Enarqué una ceja y no pude evitar esconder la sorpresa por el llamativo atuendo que había elegido Natalia para ir al instituto: un vestido negro holgado por la cintura a conjunto con unas mayas de color amarillo fosforito y unas botas moteras que le llegaban por encima del gemelo.
Natalia miró algo por encima de mi hombro con cierto estupor.
—¡Oh! —exclamó, muerta de vergüenza—. Vaya, no sabía que... que gente de nuestra edad pudiera... pudiera tener esos pequeños accidentes por las noches...
No sabía dónde mirar para tratar de ocultar el apuro y yo miré por encima de mi hombro, horrorizándome al comprobar que mis sábanas bajeras estaban completamente empapadas. Dejé escapar un chillido mientras saltaba de la cama; Natalia se cubrió los ojos automáticamente, como si estuviera contemplando una escena indigna para su inocente mirada.
—¡No estoy viendo nada! —gritó—. Prometo no decir ni una palabra. ¡No he visto nada!
Miré alternativamente mis sábanas mojadas y mi pijama, que también había acabado de alguna manera misteriosa empapado, sin entender qué había podido suceder para levantarme en aquella situación que Natalia había malinterpretado completamente.
—¡No es lo que estás pensando, Natalia! —respondí en el mismo tono—. También tengo la camiseta empapada.

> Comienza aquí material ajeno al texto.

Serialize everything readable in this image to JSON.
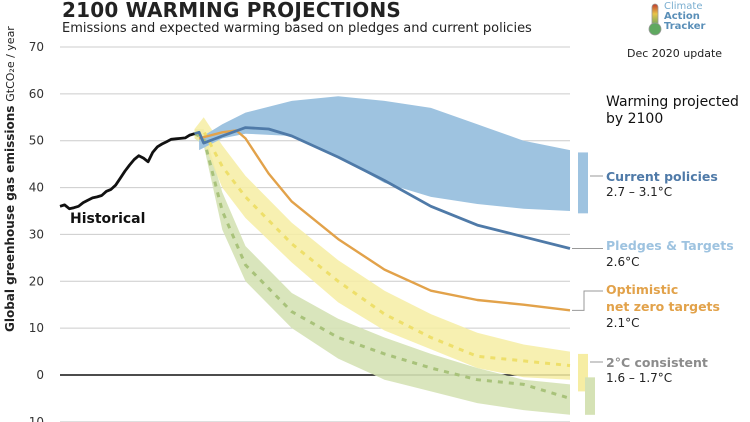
{
  "header": {
    "title": "2100 WARMING PROJECTIONS",
    "subtitle": "Emissions and expected warming based on pledges and current policies",
    "logo_lines": [
      "Climate",
      "Action",
      "Tracker"
    ],
    "update": "Dec 2020 update"
  },
  "legend": {
    "heading_line1": "Warming projected",
    "heading_line2": "by 2100",
    "items": [
      {
        "label": "Current policies",
        "value": "2.7 – 3.1°C",
        "color": "#4f7aa8"
      },
      {
        "label": "Pledges & Targets",
        "value": "2.6°C",
        "color": "#9ec3e0"
      },
      {
        "label_line1": "Optimistic",
        "label_line2": "net zero targets",
        "value": "2.1°C",
        "color": "#e2a24a"
      },
      {
        "label": "2°C consistent",
        "value": "1.6 – 1.7°C",
        "color": "#8c8c8c"
      }
    ]
  },
  "colors": {
    "historical": "#111111",
    "current_band": "#9ec3e0",
    "pledges_line": "#4f7aa8",
    "optimistic": "#e2a24a",
    "yellow_band": "#f6eda3",
    "yellow_dash": "#eedf6a",
    "green_band": "#d5e2b5",
    "green_dash": "#a8c27a",
    "grid": "#cccccc"
  },
  "chart_data": {
    "type": "area",
    "title": "2100 WARMING PROJECTIONS",
    "subtitle": "Emissions and expected warming based on pledges and current policies",
    "xlabel": "",
    "ylabel_bold": "Global greenhouse gas emissions",
    "ylabel_unit": "GtCO₂e / year",
    "ylim": [
      -10,
      70
    ],
    "xlim": [
      1990,
      2100
    ],
    "yticks": [
      70,
      60,
      50,
      40,
      30,
      20,
      10,
      0,
      -10
    ],
    "grid": true,
    "annotation": "Historical",
    "series": [
      {
        "name": "Historical",
        "kind": "line",
        "x": [
          1990,
          1991,
          1992,
          1993,
          1994,
          1995,
          1996,
          1997,
          1998,
          1999,
          2000,
          2001,
          2002,
          2003,
          2004,
          2005,
          2006,
          2007,
          2008,
          2009,
          2010,
          2011,
          2012,
          2013,
          2014,
          2015,
          2016,
          2017,
          2018,
          2019
        ],
        "y": [
          36.0,
          36.3,
          35.5,
          35.7,
          36.0,
          36.8,
          37.3,
          37.8,
          38.0,
          38.3,
          39.2,
          39.6,
          40.5,
          42.0,
          43.5,
          44.8,
          46.0,
          46.8,
          46.3,
          45.5,
          47.5,
          48.7,
          49.3,
          49.8,
          50.3,
          50.4,
          50.5,
          50.6,
          51.2,
          51.5
        ]
      },
      {
        "name": "Current policies (range)",
        "kind": "band",
        "x": [
          2020,
          2025,
          2030,
          2040,
          2050,
          2060,
          2070,
          2080,
          2090,
          2100
        ],
        "low": [
          48.0,
          50.5,
          51.5,
          51.0,
          46.5,
          41.0,
          38.0,
          36.5,
          35.5,
          35.0
        ],
        "high": [
          50.5,
          53.5,
          56.0,
          58.5,
          59.5,
          58.5,
          57.0,
          53.5,
          50.0,
          48.0
        ]
      },
      {
        "name": "Pledges & Targets",
        "kind": "line",
        "x": [
          2019,
          2020,
          2021,
          2025,
          2030,
          2035,
          2040,
          2050,
          2060,
          2070,
          2080,
          2090,
          2100
        ],
        "y": [
          51.5,
          51.8,
          49.5,
          51.0,
          52.8,
          52.5,
          51.0,
          46.5,
          41.5,
          36.0,
          32.0,
          29.5,
          27.0
        ]
      },
      {
        "name": "Optimistic net zero targets",
        "kind": "line",
        "x": [
          2020,
          2025,
          2028,
          2030,
          2035,
          2040,
          2050,
          2060,
          2070,
          2080,
          2090,
          2100
        ],
        "y": [
          50.5,
          51.8,
          52.2,
          50.5,
          43.0,
          37.0,
          29.0,
          22.5,
          18.0,
          16.0,
          15.0,
          13.8
        ]
      },
      {
        "name": "2°C consistent (upper, yellow)",
        "kind": "band_dashed",
        "x": [
          2019,
          2021,
          2025,
          2030,
          2040,
          2050,
          2060,
          2070,
          2080,
          2090,
          2100
        ],
        "low": [
          50.5,
          49.5,
          40.0,
          33.5,
          24.0,
          15.5,
          9.5,
          5.5,
          1.5,
          -0.5,
          -1.0
        ],
        "mid": [
          51.5,
          52.0,
          44.5,
          38.0,
          28.0,
          20.0,
          13.0,
          8.0,
          4.0,
          3.0,
          2.0
        ],
        "high": [
          52.5,
          55.0,
          49.0,
          42.5,
          32.5,
          24.5,
          18.0,
          13.0,
          9.0,
          6.5,
          5.0
        ]
      },
      {
        "name": "2°C consistent (lower, green)",
        "kind": "band_dashed",
        "x": [
          2019,
          2021,
          2025,
          2030,
          2040,
          2050,
          2060,
          2070,
          2080,
          2090,
          2100
        ],
        "low": [
          50.5,
          49.0,
          31.0,
          20.0,
          10.0,
          3.5,
          -1.0,
          -3.5,
          -6.0,
          -7.5,
          -8.5
        ],
        "mid": [
          51.5,
          50.5,
          35.0,
          23.5,
          13.5,
          8.0,
          4.5,
          1.5,
          -1.0,
          -2.0,
          -5.0
        ],
        "high": [
          52.5,
          52.5,
          39.0,
          27.5,
          17.5,
          12.0,
          8.0,
          4.5,
          1.5,
          -1.0,
          -2.0
        ]
      }
    ],
    "end_bars": [
      {
        "name": "Current policies",
        "low": 34.5,
        "high": 47.5,
        "temp": "2.7 – 3.1°C"
      },
      {
        "name": "2°C consistent yellow",
        "low": -3.5,
        "high": 4.5,
        "temp": "1.6 – 1.7°C"
      },
      {
        "name": "2°C consistent green",
        "low": -8.5,
        "high": -0.5,
        "temp": "1.6 – 1.7°C"
      }
    ]
  }
}
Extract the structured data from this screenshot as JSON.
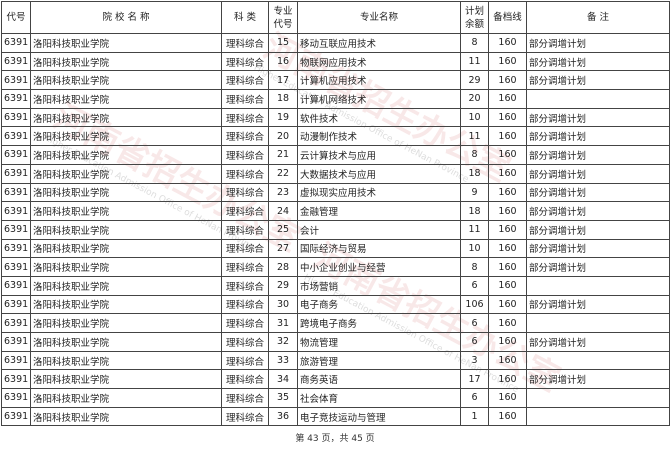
{
  "headers": [
    "代号",
    "院 校 名 称",
    "科 类",
    "专业\n代号",
    "专业名称",
    "计划\n余额",
    "备档线",
    "备 注"
  ],
  "rows": [
    [
      "6391",
      "洛阳科技职业学院",
      "理科综合",
      "15",
      "移动互联应用技术",
      "8",
      "160",
      "部分调增计划"
    ],
    [
      "6391",
      "洛阳科技职业学院",
      "理科综合",
      "16",
      "物联网应用技术",
      "11",
      "160",
      "部分调增计划"
    ],
    [
      "6391",
      "洛阳科技职业学院",
      "理科综合",
      "17",
      "计算机应用技术",
      "29",
      "160",
      "部分调增计划"
    ],
    [
      "6391",
      "洛阳科技职业学院",
      "理科综合",
      "18",
      "计算机网络技术",
      "20",
      "160",
      ""
    ],
    [
      "6391",
      "洛阳科技职业学院",
      "理科综合",
      "19",
      "软件技术",
      "10",
      "160",
      "部分调增计划"
    ],
    [
      "6391",
      "洛阳科技职业学院",
      "理科综合",
      "20",
      "动漫制作技术",
      "11",
      "160",
      "部分调增计划"
    ],
    [
      "6391",
      "洛阳科技职业学院",
      "理科综合",
      "21",
      "云计算技术与应用",
      "8",
      "160",
      "部分调增计划"
    ],
    [
      "6391",
      "洛阳科技职业学院",
      "理科综合",
      "22",
      "大数据技术与应用",
      "18",
      "160",
      "部分调增计划"
    ],
    [
      "6391",
      "洛阳科技职业学院",
      "理科综合",
      "23",
      "虚拟现实应用技术",
      "9",
      "160",
      "部分调增计划"
    ],
    [
      "6391",
      "洛阳科技职业学院",
      "理科综合",
      "24",
      "金融管理",
      "18",
      "160",
      "部分调增计划"
    ],
    [
      "6391",
      "洛阳科技职业学院",
      "理科综合",
      "25",
      "会计",
      "11",
      "160",
      "部分调增计划"
    ],
    [
      "6391",
      "洛阳科技职业学院",
      "理科综合",
      "27",
      "国际经济与贸易",
      "10",
      "160",
      "部分调增计划"
    ],
    [
      "6391",
      "洛阳科技职业学院",
      "理科综合",
      "28",
      "中小企业创业与经营",
      "8",
      "160",
      "部分调增计划"
    ],
    [
      "6391",
      "洛阳科技职业学院",
      "理科综合",
      "29",
      "市场营销",
      "6",
      "160",
      ""
    ],
    [
      "6391",
      "洛阳科技职业学院",
      "理科综合",
      "30",
      "电子商务",
      "106",
      "160",
      "部分调增计划"
    ],
    [
      "6391",
      "洛阳科技职业学院",
      "理科综合",
      "31",
      "跨境电子商务",
      "6",
      "160",
      ""
    ],
    [
      "6391",
      "洛阳科技职业学院",
      "理科综合",
      "32",
      "物流管理",
      "6",
      "160",
      "部分调增计划"
    ],
    [
      "6391",
      "洛阳科技职业学院",
      "理科综合",
      "33",
      "旅游管理",
      "3",
      "160",
      ""
    ],
    [
      "6391",
      "洛阳科技职业学院",
      "理科综合",
      "34",
      "商务英语",
      "17",
      "160",
      "部分调增计划"
    ],
    [
      "6391",
      "洛阳科技职业学院",
      "理科综合",
      "35",
      "社会体育",
      "6",
      "160",
      ""
    ],
    [
      "6391",
      "洛阳科技职业学院",
      "理科综合",
      "36",
      "电子竞技运动与管理",
      "1",
      "160",
      ""
    ]
  ],
  "footer": "第 43 页，共 45 页",
  "watermark": {
    "text": "河南省招生办公室",
    "subtext": "Higher Education Admission Office of HeNan Province",
    "color": "#c85050"
  }
}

Mira.
Natalia separó algunos dedos, formando una franja, para poder comprobar que estaba diciendo la verdad; me despegué la camiseta del cuerpo para poder mostrárselo y conseguí convencerla.
Mi hermanastra me miró con cierto pudor, avergonzada por aquella reacción.

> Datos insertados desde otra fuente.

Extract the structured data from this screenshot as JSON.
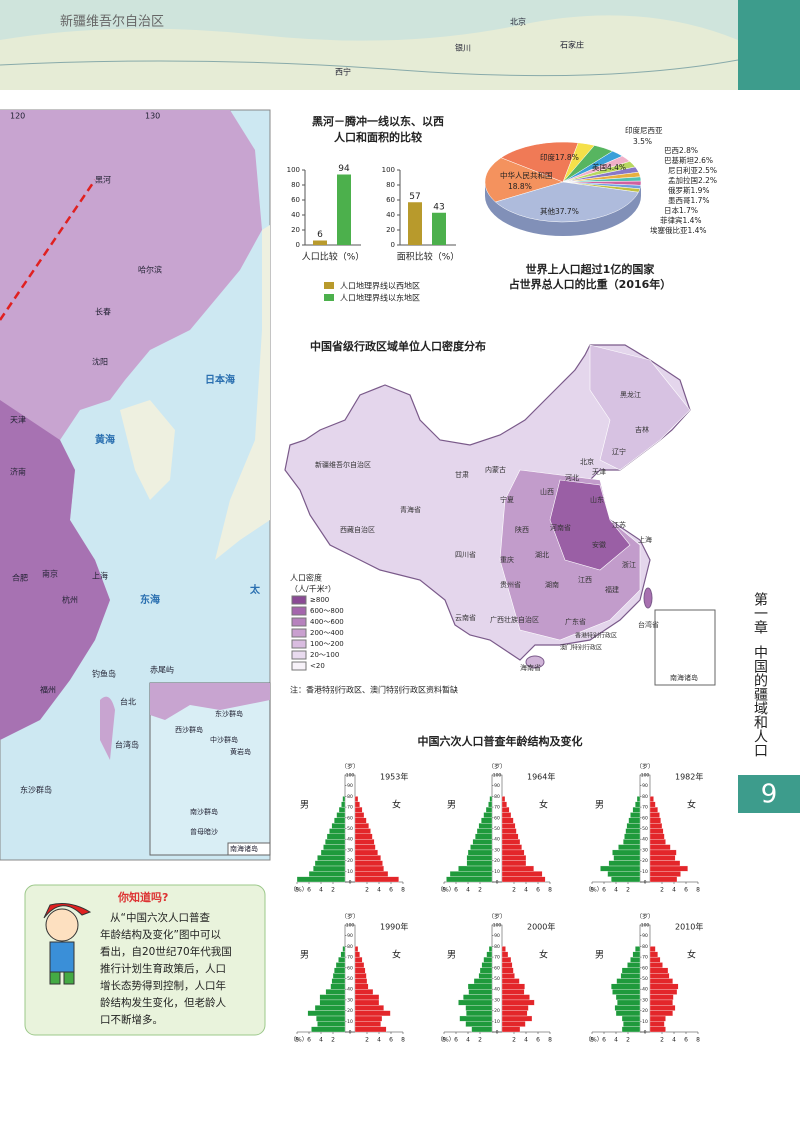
{
  "header_map": {
    "labels": [
      "新疆维吾尔自治区",
      "银川",
      "北京",
      "石家庄",
      "西宁"
    ]
  },
  "sidebar": {
    "chapter": "第一章",
    "chapter_title": "中国的疆域和人口",
    "page": "9"
  },
  "left_map": {
    "longitudes": [
      "120",
      "130"
    ],
    "labels": [
      "黑河",
      "哈尔滨",
      "长春",
      "沈阳",
      "天津",
      "济南",
      "合肥",
      "南京",
      "上海",
      "杭州",
      "福州",
      "台北",
      "台湾岛",
      "钓鱼岛",
      "赤尾屿",
      "东沙群岛"
    ],
    "seas": [
      "日本海",
      "黄海",
      "东海",
      "太"
    ],
    "inset_title": "南海诸岛",
    "inset_labels": [
      "东沙群岛",
      "西沙群岛",
      "中沙群岛",
      "黄岩岛",
      "南沙群岛",
      "曾母暗沙"
    ]
  },
  "chart_data": [
    {
      "type": "bar",
      "title": [
        "黑河－腾冲一线以东、以西",
        "人口和面积的比较"
      ],
      "categories": [
        "人口比较（%）",
        "面积比较（%）"
      ],
      "series": [
        {
          "name": "人口地理界线以西地区",
          "color": "#b89a2c",
          "values": [
            6,
            57
          ]
        },
        {
          "name": "人口地理界线以东地区",
          "color": "#4cb04c",
          "values": [
            94,
            43
          ]
        }
      ],
      "ylim": [
        0,
        100
      ],
      "yticks": [
        0,
        20,
        40,
        60,
        80,
        100
      ]
    },
    {
      "type": "pie",
      "title": [
        "世界上人口超过1亿的国家",
        "占世界总人口的比重（2016年）"
      ],
      "categories": [
        "中华人民共和国",
        "印度",
        "印度尼西亚",
        "美国",
        "巴西",
        "巴基斯坦",
        "尼日利亚",
        "孟加拉国",
        "俄罗斯",
        "墨西哥",
        "日本",
        "菲律宾",
        "埃塞俄比亚",
        "其他"
      ],
      "values": [
        18.8,
        17.8,
        3.5,
        4.4,
        2.8,
        2.6,
        2.5,
        2.2,
        1.9,
        1.7,
        1.7,
        1.4,
        1.4,
        37.7
      ],
      "value_labels": [
        "18.8%",
        "17.8%",
        "3.5%",
        "4.4%",
        "2.8%",
        "2.6%",
        "2.5%",
        "2.2%",
        "1.9%",
        "1.7%",
        "1.7%",
        "1.4%",
        "1.4%",
        "37.7%"
      ],
      "colors": [
        "#f4925e",
        "#f07a56",
        "#f5e04a",
        "#57b560",
        "#3aa0d8",
        "#f0b0c8",
        "#b8d860",
        "#8878c8",
        "#e8b040",
        "#50c0b0",
        "#d060a0",
        "#70a0e0",
        "#c0c040",
        "#aebbdc"
      ]
    },
    {
      "type": "pyramid",
      "title": "中国六次人口普查年龄结构及变化",
      "unit_y": "（岁）",
      "unit_x": "（%）",
      "ylim": [
        0,
        100
      ],
      "yticks": [
        0,
        10,
        20,
        30,
        40,
        50,
        60,
        70,
        80,
        90,
        100
      ],
      "xlim": [
        0,
        8
      ],
      "xticks": [
        2,
        4,
        6,
        8
      ],
      "ages": [
        0,
        5,
        10,
        15,
        20,
        25,
        30,
        35,
        40,
        45,
        50,
        55,
        60,
        65,
        70,
        75
      ],
      "panels": [
        {
          "title": "1953年",
          "series": [
            {
              "name": "男",
              "color": "#1f9a3c",
              "values": [
                8.0,
                6.0,
                5.3,
                5.0,
                4.6,
                4.0,
                3.6,
                3.3,
                3.0,
                2.6,
                2.2,
                1.8,
                1.4,
                1.0,
                0.6,
                0.4
              ]
            },
            {
              "name": "女",
              "color": "#e3262a",
              "values": [
                7.3,
                5.5,
                4.8,
                4.6,
                4.3,
                3.8,
                3.4,
                3.2,
                2.9,
                2.6,
                2.3,
                1.9,
                1.5,
                1.2,
                0.8,
                0.5
              ]
            }
          ]
        },
        {
          "title": "1964年",
          "series": [
            {
              "name": "男",
              "color": "#1f9a3c",
              "values": [
                7.6,
                7.0,
                5.6,
                4.2,
                4.2,
                4.0,
                3.6,
                3.2,
                2.8,
                2.5,
                2.2,
                1.8,
                1.4,
                1.0,
                0.6,
                0.4
              ]
            },
            {
              "name": "女",
              "color": "#e3262a",
              "values": [
                7.2,
                6.7,
                5.3,
                4.0,
                4.0,
                3.7,
                3.3,
                3.0,
                2.7,
                2.4,
                2.2,
                1.9,
                1.5,
                1.2,
                0.8,
                0.5
              ]
            }
          ]
        },
        {
          "title": "1982年",
          "series": [
            {
              "name": "男",
              "color": "#1f9a3c",
              "values": [
                4.8,
                5.4,
                6.6,
                5.2,
                4.4,
                4.6,
                3.6,
                2.8,
                2.6,
                2.4,
                2.2,
                1.9,
                1.6,
                1.2,
                0.8,
                0.5
              ]
            },
            {
              "name": "女",
              "color": "#e3262a",
              "values": [
                4.5,
                5.1,
                6.3,
                5.0,
                4.2,
                4.4,
                3.4,
                2.6,
                2.4,
                2.2,
                2.0,
                1.8,
                1.6,
                1.3,
                0.9,
                0.6
              ]
            }
          ]
        },
        {
          "title": "1990年",
          "series": [
            {
              "name": "男",
              "color": "#1f9a3c",
              "values": [
                5.6,
                4.6,
                4.8,
                6.2,
                5.0,
                4.2,
                4.2,
                3.2,
                2.4,
                2.2,
                2.0,
                1.8,
                1.5,
                1.1,
                0.7,
                0.4
              ]
            },
            {
              "name": "女",
              "color": "#e3262a",
              "values": [
                5.2,
                4.3,
                4.5,
                5.9,
                4.8,
                4.0,
                4.0,
                3.0,
                2.2,
                2.0,
                1.9,
                1.7,
                1.5,
                1.2,
                0.8,
                0.5
              ]
            }
          ]
        },
        {
          "title": "2000年",
          "series": [
            {
              "name": "男",
              "color": "#1f9a3c",
              "values": [
                3.4,
                4.4,
                5.4,
                4.3,
                4.4,
                5.6,
                4.8,
                3.9,
                4.0,
                3.0,
                2.2,
                2.0,
                1.7,
                1.4,
                0.9,
                0.5
              ]
            },
            {
              "name": "女",
              "color": "#e3262a",
              "values": [
                3.0,
                3.9,
                5.0,
                4.2,
                4.4,
                5.4,
                4.6,
                3.7,
                3.8,
                2.9,
                2.1,
                1.9,
                1.7,
                1.5,
                1.0,
                0.6
              ]
            }
          ]
        },
        {
          "title": "2010年",
          "series": [
            {
              "name": "男",
              "color": "#1f9a3c",
              "values": [
                3.0,
                2.8,
                3.0,
                4.0,
                4.2,
                3.8,
                4.0,
                4.6,
                4.8,
                3.9,
                3.2,
                3.0,
                2.1,
                1.6,
                1.2,
                0.8
              ]
            },
            {
              "name": "女",
              "color": "#e3262a",
              "values": [
                2.6,
                2.4,
                2.6,
                3.8,
                4.2,
                3.8,
                3.9,
                4.5,
                4.7,
                3.8,
                3.2,
                3.0,
                2.1,
                1.7,
                1.3,
                0.9
              ]
            }
          ]
        }
      ]
    }
  ],
  "density_map": {
    "title": "中国省级行政区域单位人口密度分布",
    "legend_title": [
      "人口密度",
      "（人/千米²）"
    ],
    "legend": [
      "≥800",
      "600～800",
      "400～600",
      "200～400",
      "100～200",
      "20～100",
      "<20"
    ],
    "provinces": [
      "黑龙江",
      "吉林",
      "辽宁",
      "内蒙古",
      "新疆维吾尔自治区",
      "西藏自治区",
      "青海省",
      "甘肃",
      "四川省",
      "云南省",
      "贵州省",
      "广西壮族自治区",
      "广东省",
      "海南省",
      "湖南",
      "江西",
      "福建",
      "浙江",
      "安徽",
      "河南省",
      "山东",
      "河北",
      "山西",
      "陕西",
      "宁夏",
      "重庆",
      "湖北",
      "台湾省",
      "江苏",
      "上海",
      "北京",
      "天津",
      "香港特别行政区",
      "澳门特别行政区",
      "南海诸岛"
    ],
    "note": "注：香港特别行政区、澳门特别行政区资料暂缺"
  },
  "tip": {
    "title": "你知道吗?",
    "text": [
      "从“中国六次人口普查",
      "年龄结构及变化”图中可以",
      "看出，自20世纪70年代我国",
      "推行计划生育政策后，人口",
      "增长态势得到控制，人口年",
      "龄结构发生变化，但老龄人",
      "口不断增多。"
    ]
  }
}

—Lo siento, Amelia —se disculpó con sinceridad.
Le sonreí con amabilidad y me quité la camiseta para dejarla sobre la pila de ropa sucia que tenía al lado de mi escritorio para, después, lanzar el pantalón y quedarme únicamente en ropa interior; estando Natalia delante no sentía la más mínima vergüenza, ya que ambas habíamos tenido que compartir vestuario en todas las actividades a las que nuestros padres decidían apuntarnos.
—No tiene importancia —respondí.
Para mi mala suerte, también tenía la ropa interior completamente empapada de... ¿agua de mar? Olí con discreción el tirante del sujetador que llevaba y torcí el gesto al reconocer el inconfundible aroma de agua de mar y algas; Natalia se había quedado perpleja mirando mi mojada cama, al igual que yo.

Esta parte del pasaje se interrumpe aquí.